Protein-protein docking
(Edelsbrunner; Agarwal, Chien, Choi, Headd, Mian, Rudolph, Wang)

We have so far focused on the bound protein docking, in which one asks for determining a motion that positions one rigid protein relative to the other into the correct docked configuration. Implementation of a fast and accurate bound docking algorithm will help develop methods that add the higher dimensionality of conformational changes seen in real docking problems.

Given proteins A and B, we use a score function that approximates the van der Waals interaction by counting the pairs of atoms that are close to each other. Our goal is to find a placement for B under rigid motions that minimizes the score, while keeping the number of collisions, the pairs of intersecting atoms between A and B, below a prespecified threshold. Our algorithm works in two stages. The first stage, called the candidate generation, identifies cavities and protrusions on the surface of each protein and generates a set of candidate placements for B by matching these features. We use combinatorial Morse theory to identify cavities and protrusions on the surface of a protein. Using the features returned by the algorithm on each surface of proteins A and B, we compute a set of placements of B at which these features match sufficiently well. We rank these placements using our score function and return a fixed number of the highest ranked placements. The second stage, called the refinement stage, chooses a subset of the top ranked candidate placements and refines each of them using an iterative local-improvement algorithm, so that the score is locally maximized and the number of collisions is low.

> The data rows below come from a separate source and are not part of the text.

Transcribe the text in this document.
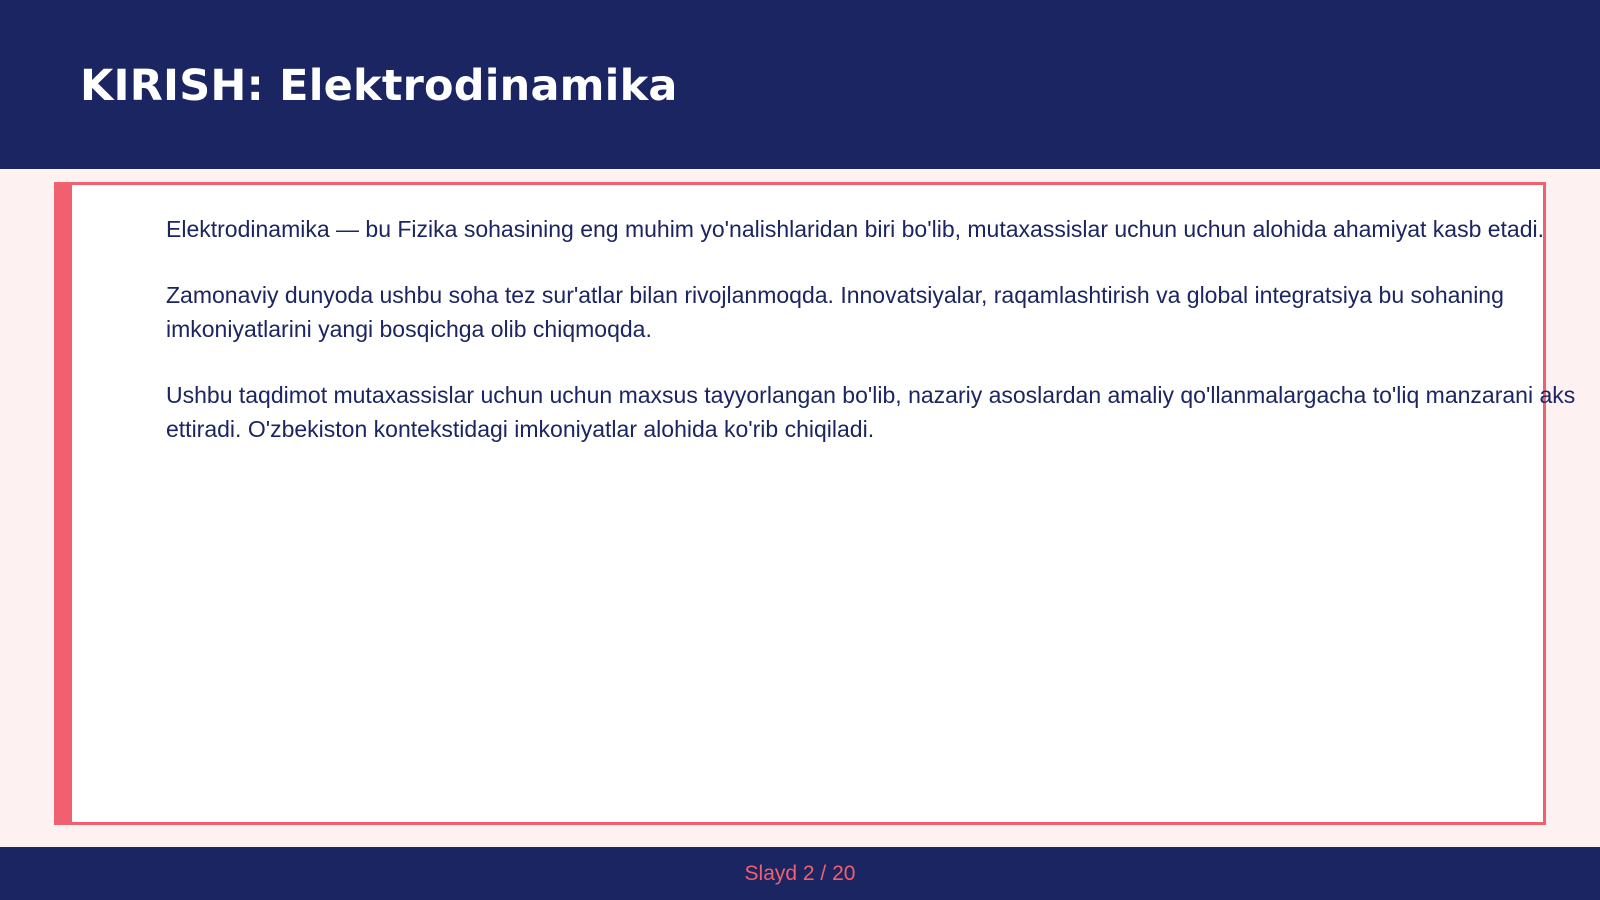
KIRISH: Elektrodinamika

Elektrodinamika — bu Fizika sohasining eng muhim yo'nalishlaridan biri bo'lib, mutaxassislar uchun uchun alohida ahamiyat kasb etadi.

Zamonaviy dunyoda ushbu soha tez sur'atlar bilan rivojlanmoqda. Innovatsiyalar, raqamlashtirish va global integratsiya bu sohaning imkoniyatlarini yangi bosqichga olib chiqmoqda.

Ushbu taqdimot mutaxassislar uchun uchun maxsus tayyorlangan bo'lib, nazariy asoslardan amaliy qo'llanmalargacha to'liq manzarani aks ettiradi. O'zbekiston kontekstidagi imkoniyatlar alohida ko'rib chiqiladi.

Slayd 2 / 20
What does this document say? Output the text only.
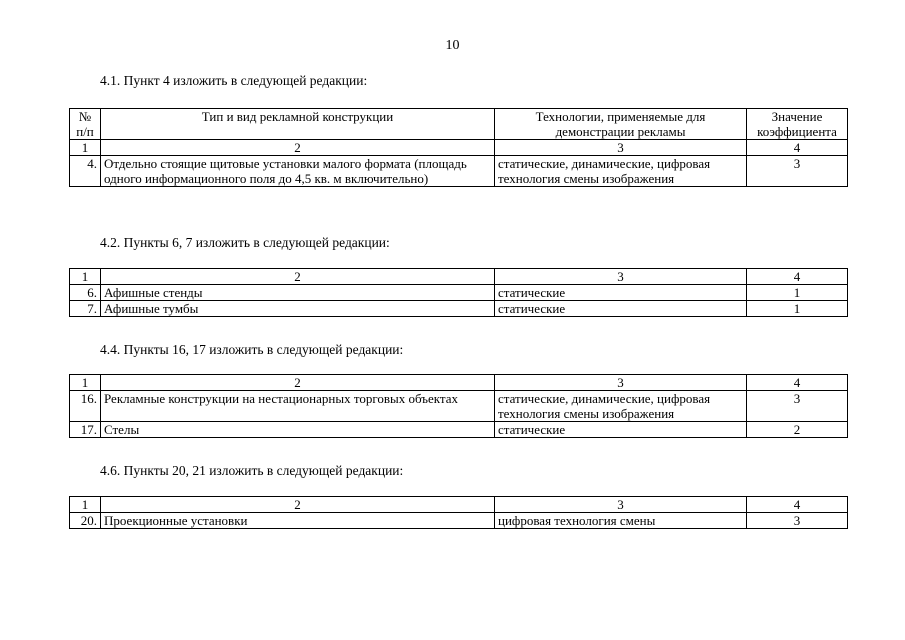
10
4.1. Пункт 4 изложить в следующей редакции:
№ п/п	Тип и вид рекламной конструкции	Технологии, применяемые для демонстрации рекламы	Значение коэффициента
1	2	3	4
4.	Отдельно стоящие щитовые установки малого формата (площадь одного информационного поля до 4,5 кв. м включительно)	статические, динамические, цифровая технология смены изображения	3
4.2. Пункты 6, 7 изложить в следующей редакции:
1	2	3	4
6.	Афишные стенды	статические	1
7.	Афишные тумбы	статические	1
4.4. Пункты 16, 17 изложить в следующей редакции:
1	2	3	4
16.	Рекламные конструкции на нестационарных торговых объектах	статические, динамические, цифровая технология смены изображения	3
17.	Стелы	статические	2
4.6. Пункты 20, 21 изложить в следующей редакции:
1	2	3	4
20.	Проекционные установки	цифровая технология смены	3
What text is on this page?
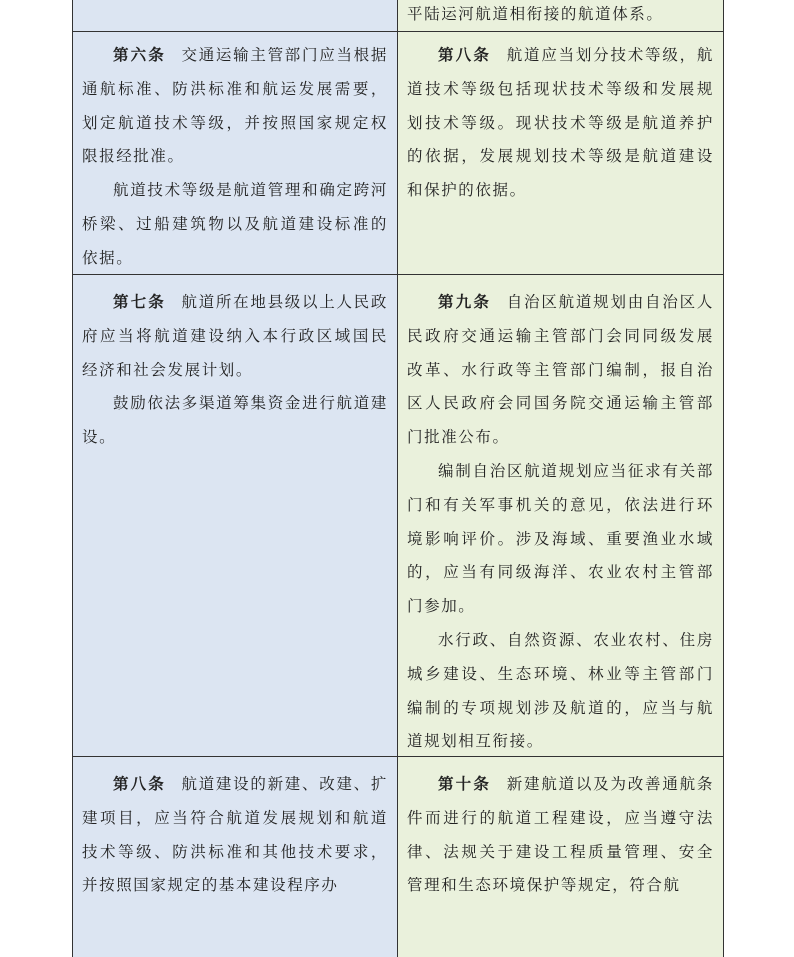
平陆运河航道相衔接的航道体系。

第六条 交通运输主管部门应当根据通航标准、防洪标准和航运发展需要，划定航道技术等级，并按照国家规定权限报经批准。

航道技术等级是航道管理和确定跨河桥梁、过船建筑物以及航道建设标准的依据。

第八条 航道应当划分技术等级，航道技术等级包括现状技术等级和发展规划技术等级。现状技术等级是航道养护的依据，发展规划技术等级是航道建设和保护的依据。

第七条 航道所在地县级以上人民政府应当将航道建设纳入本行政区域国民经济和社会发展计划。

鼓励依法多渠道筹集资金进行航道建设。

第九条 自治区航道规划由自治区人民政府交通运输主管部门会同同级发展改革、水行政等主管部门编制，报自治区人民政府会同国务院交通运输主管部门批准公布。

编制自治区航道规划应当征求有关部门和有关军事机关的意见，依法进行环境影响评价。涉及海域、重要渔业水域的，应当有同级海洋、农业农村主管部门参加。

水行政、自然资源、农业农村、住房城乡建设、生态环境、林业等主管部门编制的专项规划涉及航道的，应当与航道规划相互衔接。

第八条 航道建设的新建、改建、扩建项目，应当符合航道发展规划和航道技术等级、防洪标准和其他技术要求，并按照国家规定的基本建设程序办

第十条 新建航道以及为改善通航条件而进行的航道工程建设，应当遵守法律、法规关于建设工程质量管理、安全管理和生态环境保护等规定，符合航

We measure the success of our algorithm by testing it on known structures of protein complexes and by measuring the rms distance between the native configuration of B and the configuration of B computed by the algorithm. We have tested the two-stage approach on a collection of 17 protein complexes. At the end of the first stage, our algorithm returns 100 configurations for B. We then run the local improvement algorithm on each configuration and rerank the set of output by the improved scores. For all of the 17 protein complexes, the configuration with highest score after the second stage has a low rms distance. In particular, for 10 out of the 17 cases, the rms distance of the top-scored configurations is less than 1.0A. For five of the remaining cases, it is below 1.5A, and for the last two, it is around 2.5A. For all protein complexes, including the last two cases, the local improvement algorithm significantly reduces the number of collisions and increases the score of near-native configurations.